TOM SELLECK A clean shave for miniseries on A & amp;E

To play Gen. Dwight Eisenhower, the actor aimed for understanding.
Tom Selleck has shaved his mustache, and now comes the hard part.
Imagine him bald.
The star doesn't want viewers to be distracted by a skin cap, so he will have his head shaved before he plays Gen. Dwight Eisenhower in "Eisenhower: Thunder in June" for A & amp;E. (Selleck plans to leave a small amount of hair around the ears and have that dyed gray.) Filming starts Feb. 7 in Auckland, New Zealand, which Selleck said looks a lot like Europe of the World War II era.
"This guy was more dynamic than anyone realizes. His story needs to be told; he was crucial to the survival of the free world," Selleck said.
Selleck said understanding Eisenhower mattered more to him than trying to imitate his voice or mannerisms. "I read everything I can, and I'm not dependent on doing an actor's impersonation of him."
Miniseries appearance
Selleck delayed shaving his head to prevent causing a distraction while he promotes the upcoming CBS miniseries "Scott Turow's Reversible Errors," based on the novel of the same name.
Selleck plays Larry Starczek, a detective who tampered with evidence in trying to win a murder conviction. Real-life husband and wife William H. Macy and Felicity Huffman star as lawyer Arthur Raven and disgraced former judge Gillian Sullivan. Arthur is trying to stop his client, Rommy "Squirrel" Gandolph (Glenn Plummer), from being executed for a murder he doesn't believe Gandolph committed.
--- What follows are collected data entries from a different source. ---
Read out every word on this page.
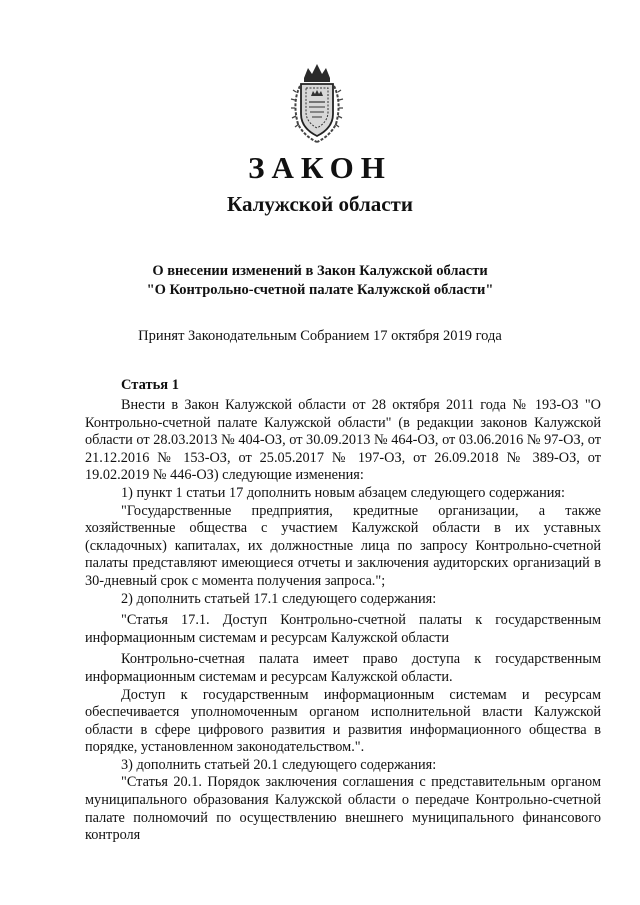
ЗАКОН
Калужской области
О внесении изменений в Закон Калужской области
"О Контрольно-счетной палате Калужской области"
Принят Законодательным Собранием 17 октября 2019 года
Статья 1

Внести в Закон Калужской области от 28 октября 2011 года № 193-ОЗ "О Контрольно-счетной палате Калужской области" (в редакции законов Калужской области от 28.03.2013 № 404-ОЗ, от 30.09.2013 № 464-ОЗ, от 03.06.2016 № 97-ОЗ, от 21.12.2016 № 153-ОЗ, от 25.05.2017 № 197-ОЗ, от 26.09.2018 № 389-ОЗ, от 19.02.2019 № 446-ОЗ) следующие изменения:

1) пункт 1 статьи 17 дополнить новым абзацем следующего содержания:

"Государственные предприятия, кредитные организации, а также хозяйственные общества с участием Калужской области в их уставных (складочных) капиталах, их должностные лица по запросу Контрольно-счетной палаты представляют имеющиеся отчеты и заключения аудиторских организаций в 30-дневный срок с момента получения запроса.";

2) дополнить статьей 17.1 следующего содержания:

"Статья 17.1. Доступ Контрольно-счетной палаты к государственным информационным системам и ресурсам Калужской области

Контрольно-счетная палата имеет право доступа к государственным информационным системам и ресурсам Калужской области.

Доступ к государственным информационным системам и ресурсам обеспечивается уполномоченным органом исполнительной власти Калужской области в сфере цифрового развития и развития информационного общества в порядке, установленном законодательством.".

3) дополнить статьей 20.1 следующего содержания:

"Статья 20.1. Порядок заключения соглашения с представительным органом муниципального образования Калужской области о передаче Контрольно-счетной палате полномочий по осуществлению внешнего муниципального финансового контроля
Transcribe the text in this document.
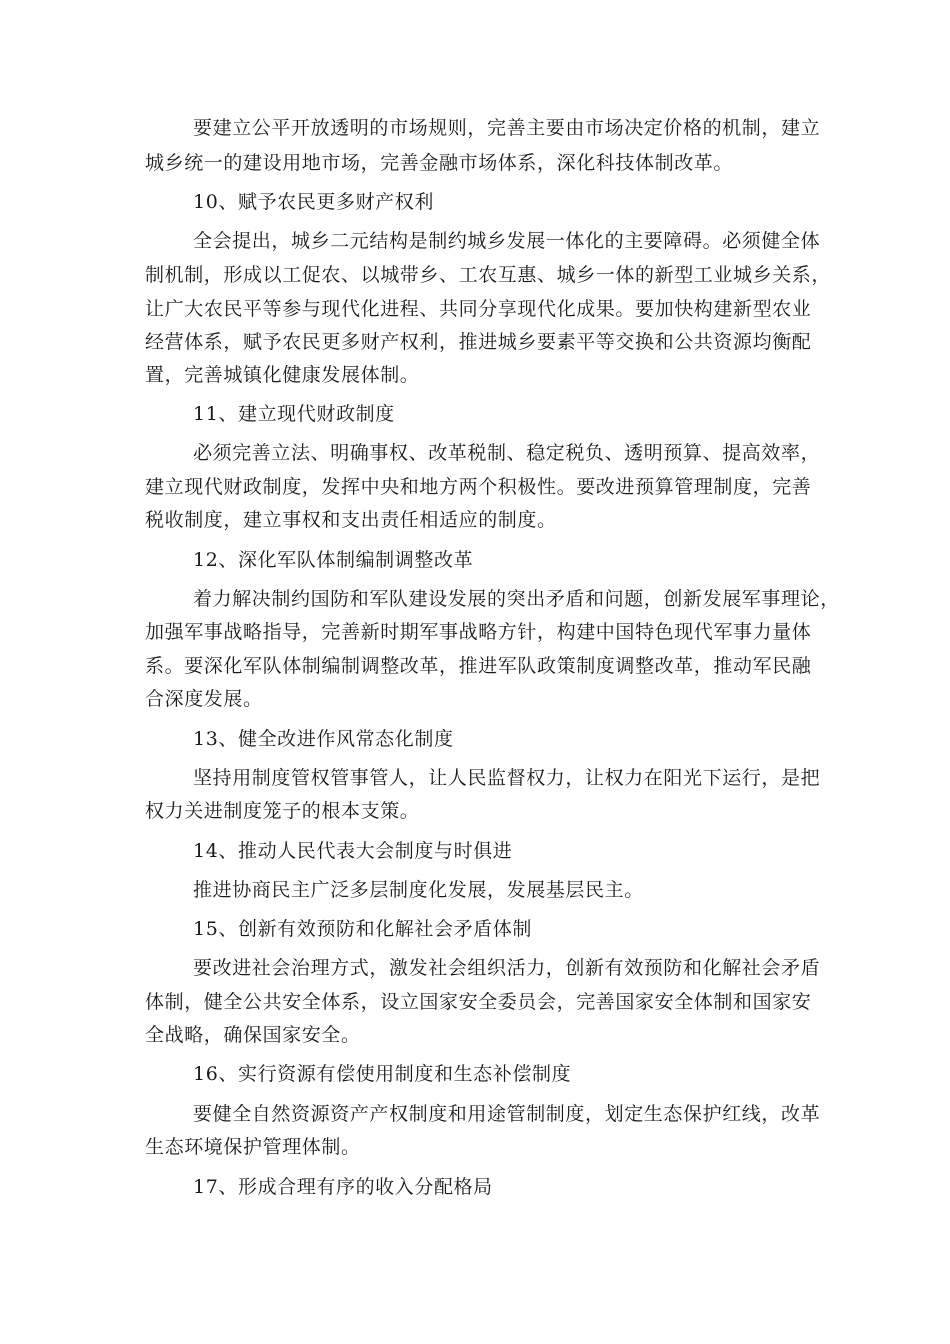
要建立公平开放透明的市场规则，完善主要由市场决定价格的机制，建立
城乡统一的建设用地市场，完善金融市场体系，深化科技体制改革。
10、赋予农民更多财产权利
全会提出，城乡二元结构是制约城乡发展一体化的主要障碍。必须健全体
制机制，形成以工促农、以城带乡、工农互惠、城乡一体的新型工业城乡关系，
让广大农民平等参与现代化进程、共同分享现代化成果。要加快构建新型农业
经营体系，赋予农民更多财产权利，推进城乡要素平等交换和公共资源均衡配
置，完善城镇化健康发展体制。
11、建立现代财政制度
必须完善立法、明确事权、改革税制、稳定税负、透明预算、提高效率，
建立现代财政制度，发挥中央和地方两个积极性。要改进预算管理制度，完善
税收制度，建立事权和支出责任相适应的制度。
12、深化军队体制编制调整改革
着力解决制约国防和军队建设发展的突出矛盾和问题，创新发展军事理论，
加强军事战略指导，完善新时期军事战略方针，构建中国特色现代军事力量体
系。要深化军队体制编制调整改革，推进军队政策制度调整改革，推动军民融
合深度发展。
13、健全改进作风常态化制度
坚持用制度管权管事管人，让人民监督权力，让权力在阳光下运行，是把
权力关进制度笼子的根本支策。
14、推动人民代表大会制度与时俱进
推进协商民主广泛多层制度化发展，发展基层民主。
15、创新有效预防和化解社会矛盾体制
要改进社会治理方式，激发社会组织活力，创新有效预防和化解社会矛盾
体制，健全公共安全体系，设立国家安全委员会，完善国家安全体制和国家安
全战略，确保国家安全。
16、实行资源有偿使用制度和生态补偿制度
要健全自然资源资产产权制度和用途管制制度，划定生态保护红线，改革
生态环境保护管理体制。
17、形成合理有序的收入分配格局
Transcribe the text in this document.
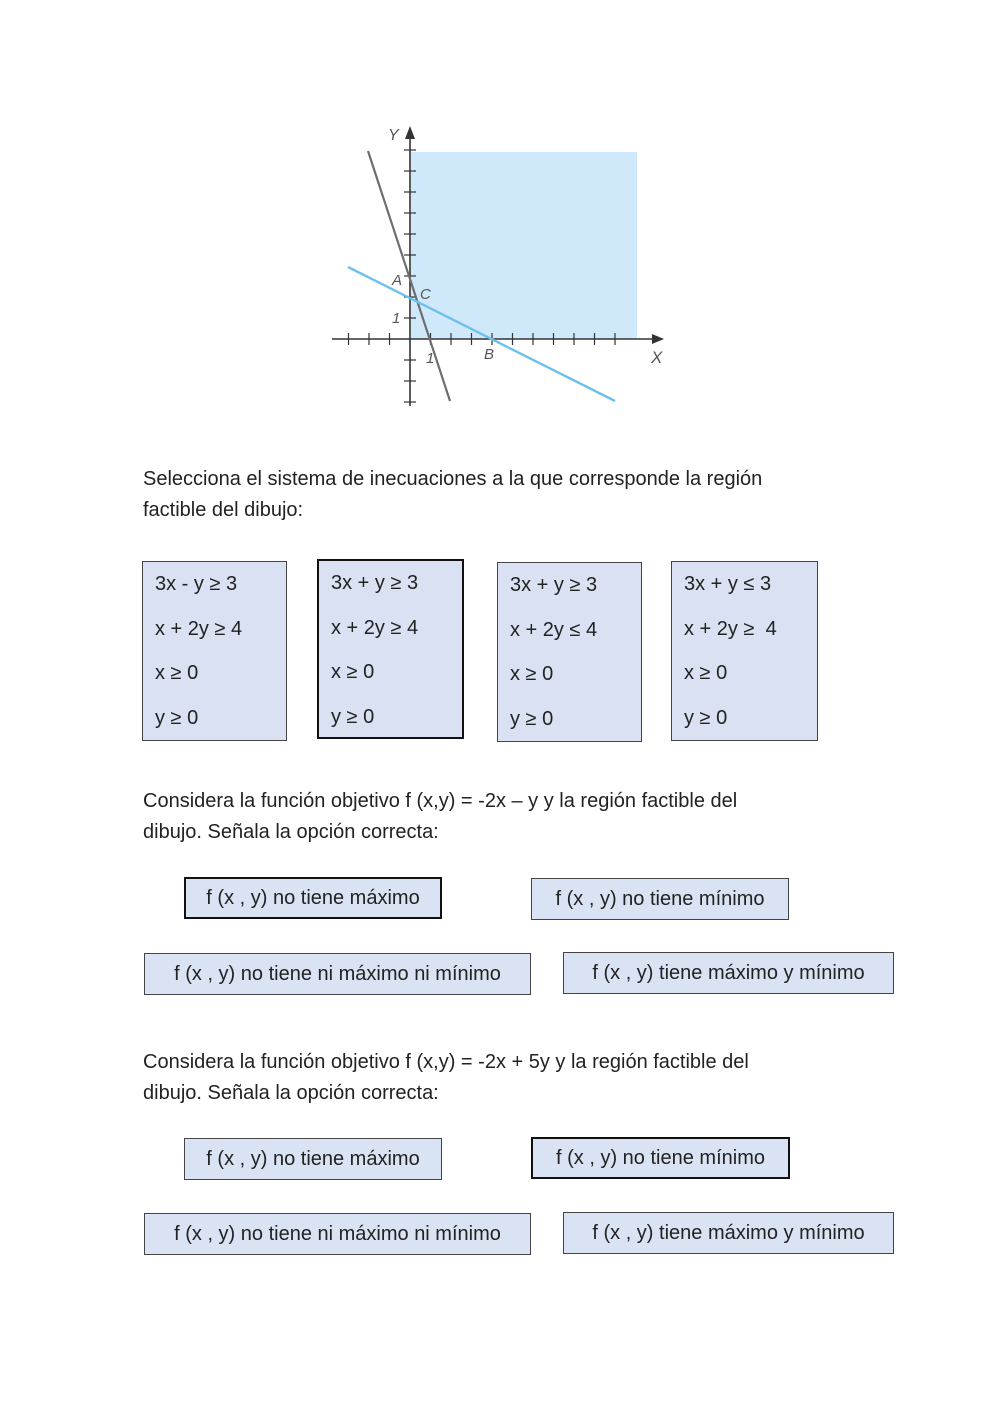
Y
X
A
C
B
1
1

Selecciona el sistema de inecuaciones a la que corresponde la región

factible del dibujo:

3x - y ≥ 3
x + 2y ≥ 4
x ≥ 0
y ≥ 0
3x + y ≥ 3
x + 2y ≥ 4
x ≥ 0
y ≥ 0
3x + y ≥ 3
x + 2y ≤ 4
x ≥ 0
y ≥ 0
3x + y ≤ 3
x + 2y ≥  4
x ≥ 0
y ≥ 0

Considera la función objetivo f (x,y) = -2x – y y la región factible del

dibujo. Señala la opción correcta:

f (x , y) no tiene máximo	f (x , y) no tiene mínimo
f (x , y) no tiene ni máximo ni mínimo	f (x , y) tiene máximo y mínimo

Considera la función objetivo f (x,y) = -2x + 5y y la región factible del

dibujo. Señala la opción correcta:

f (x , y) no tiene máximo	f (x , y) no tiene mínimo
f (x , y) no tiene ni máximo ni mínimo	f (x , y) tiene máximo y mínimo
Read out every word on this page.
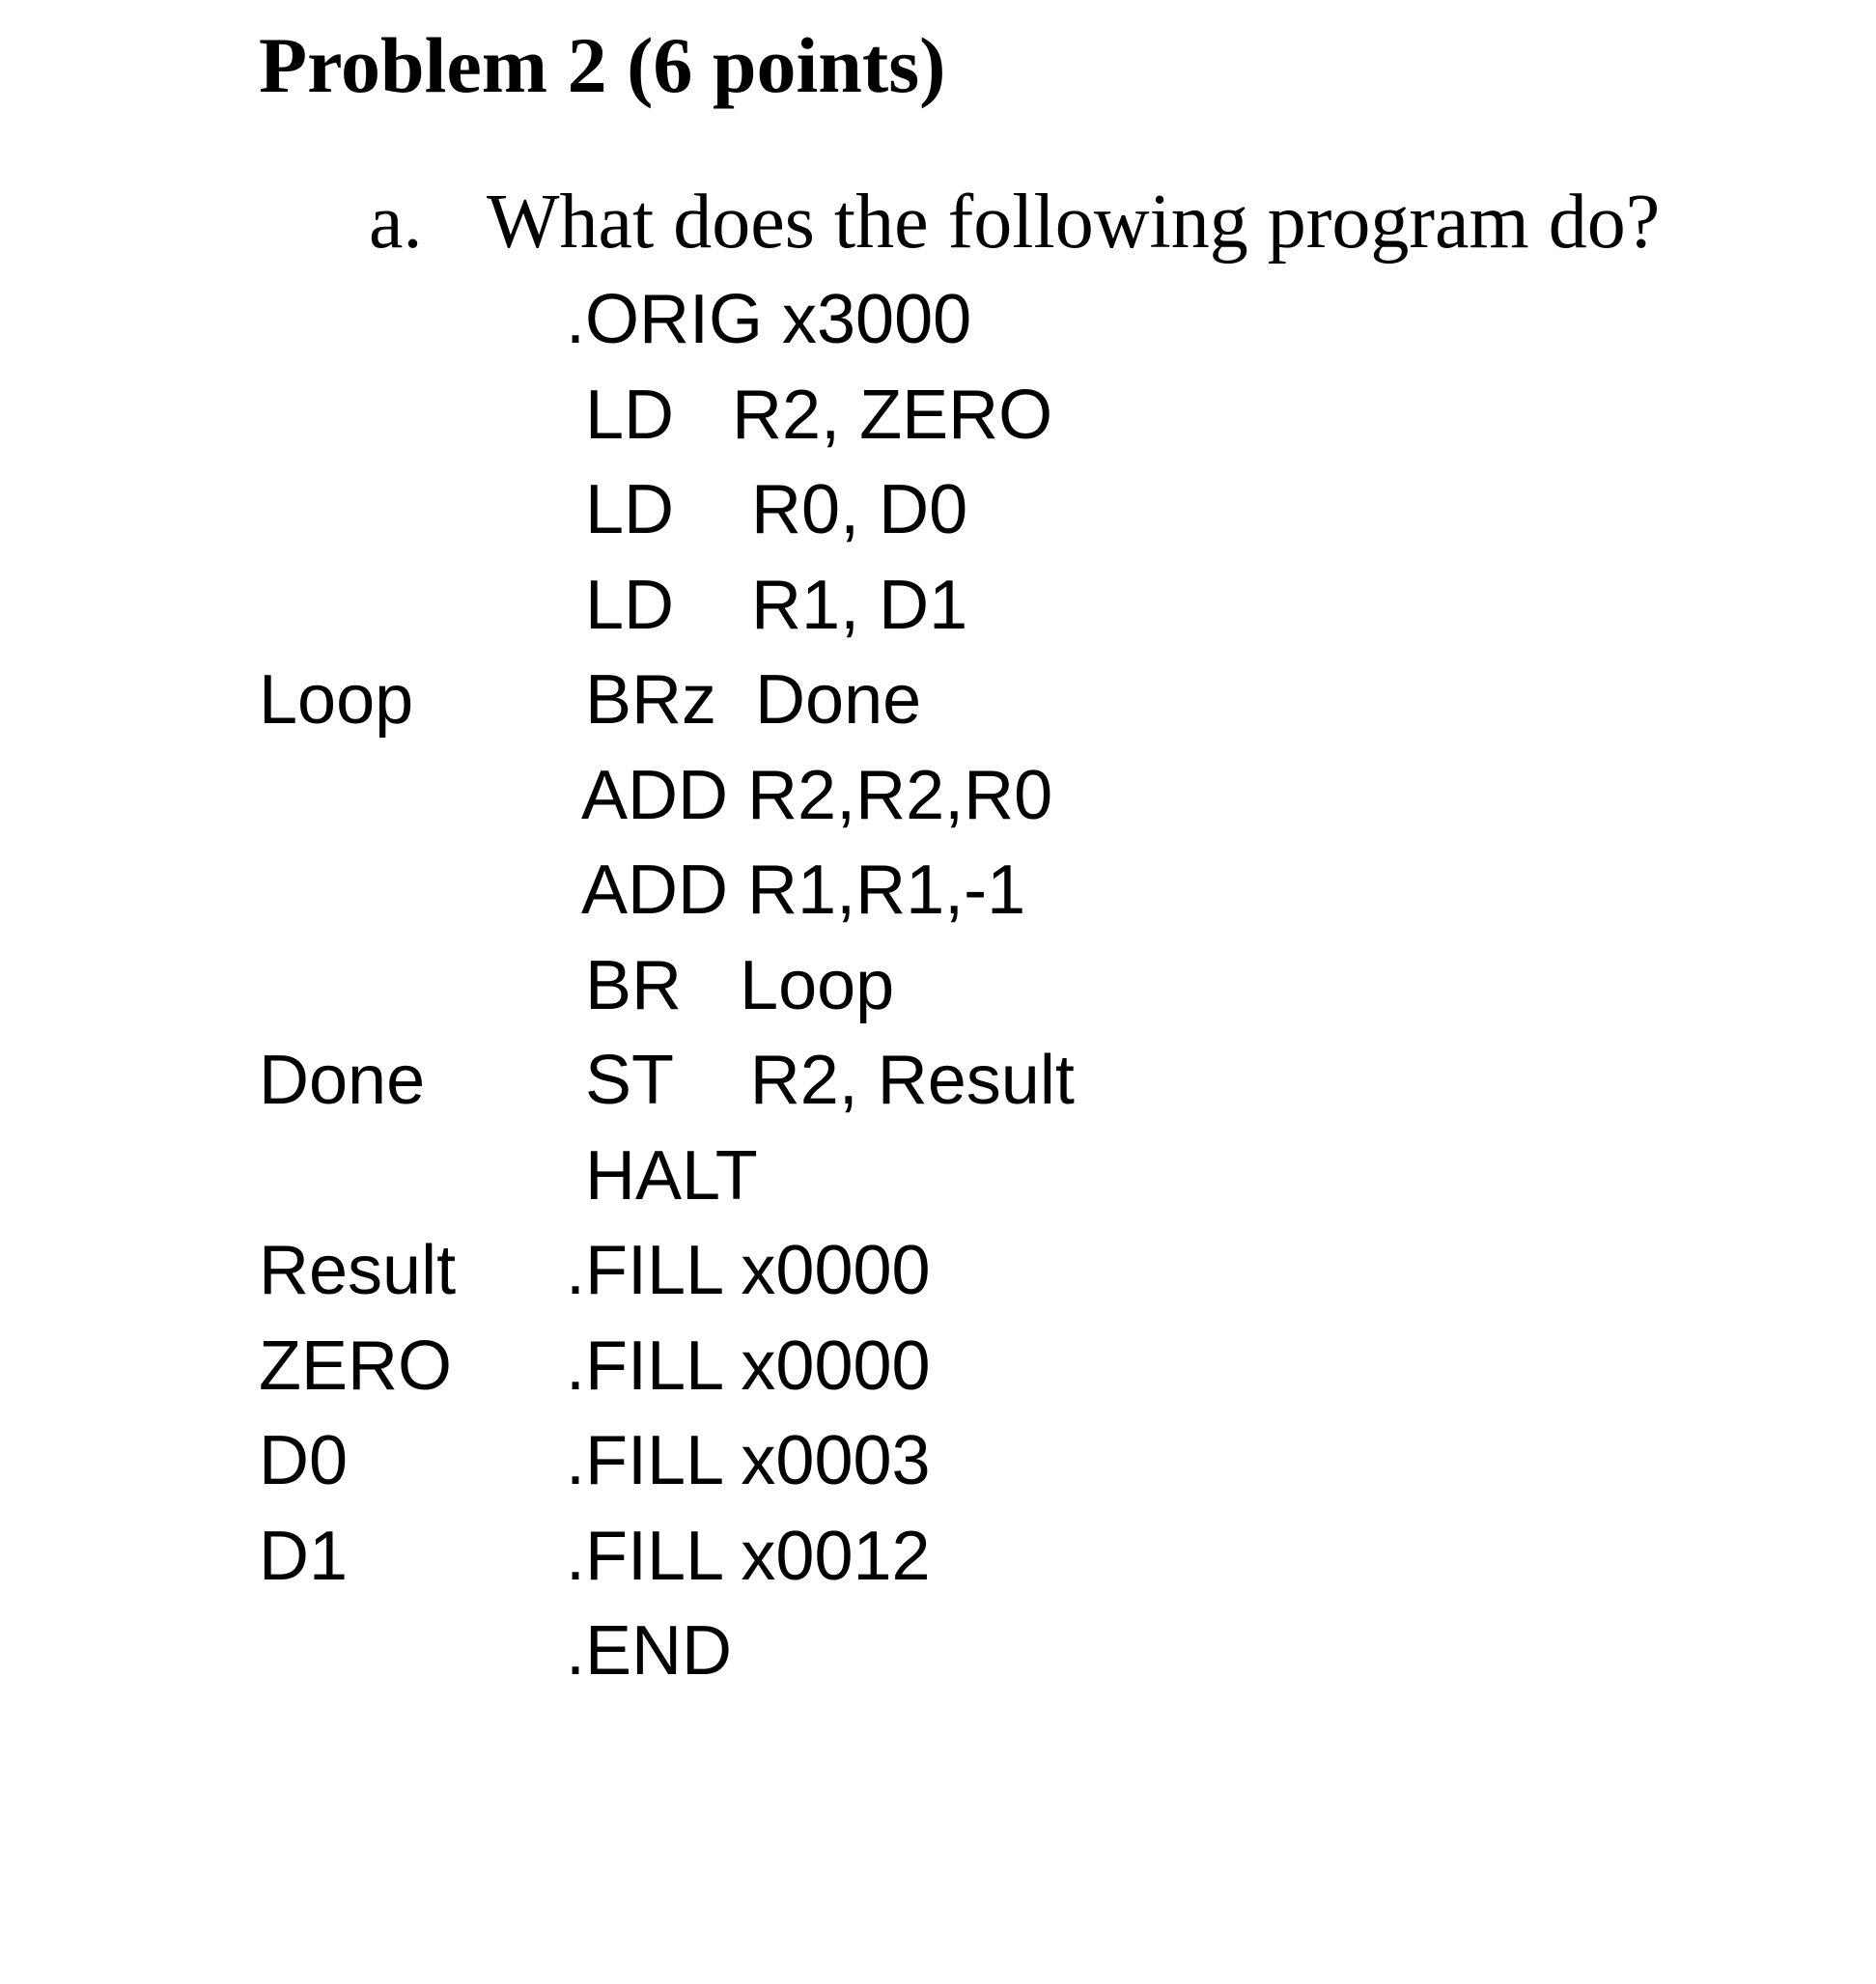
Problem 2 (6 points)
a. What does the following program do?

.ORIG x3000

LD   R2, ZERO

LD    R0, D0

LD    R1, D1

Loop

BRz  Done

ADD R2,R2,R0

ADD R1,R1,-1

BR   Loop

Done

ST    R2, Result

HALT

Result

.FILL x0000

ZERO

.FILL x0000

D0

	.FILL x0003

D1

	.FILL x0012

.END
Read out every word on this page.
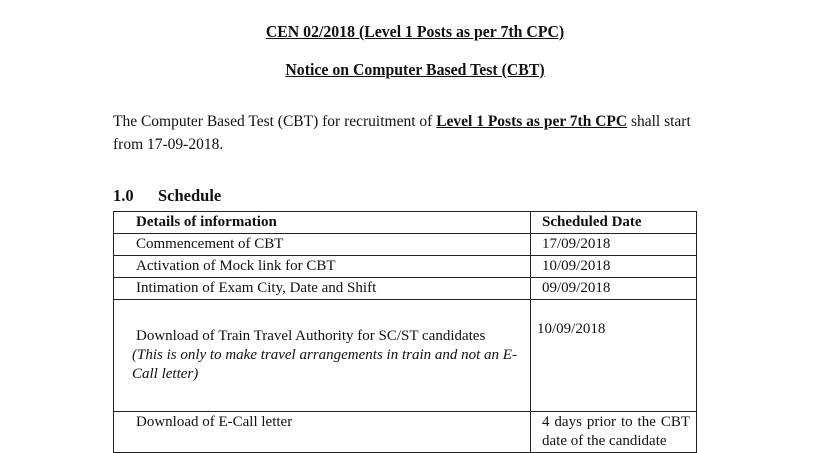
CEN 02/2018 (Level 1 Posts as per 7th CPC)
Notice on Computer Based Test (CBT)
The Computer Based Test (CBT) for recruitment of Level 1 Posts as per 7th CPC shall start from 17-09-2018.
1.0 Schedule
Details of information	Scheduled Date
Commencement of CBT	17/09/2018
Activation of Mock link for CBT	10/09/2018
Intimation of Exam City, Date and Shift	09/09/2018
Download of Train Travel Authority for SC/ST candidates
(This is only to make travel arrangements in train and not an E-Call letter)	10/09/2018
Download of E-Call letter	4 days prior to the CBT date of the candidate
"He's not a villain," Selleck said about his character. "He's made a lot of mistakes, but he's not a villain."
Still, the character is a departure from the detective of his "Magnum, P.I." days and the other heroes he typically plays.
"I don't do a departure just because there's a stretch," Selleck said, adding, "The part I'm going to do next [Eisenhower] shouldn't be an acting exercise."
But Selleck does take time to explore his characters; he cited the example of his gay character in the movie "In & amp; Out."
"How do I play a gay character? This character didn't define himself by his sexuality; he was an unscrupulous network reporter, and who the character was, was more important than what people perceived."
Selleck said he likes a challenge. "Every part you do should scare you."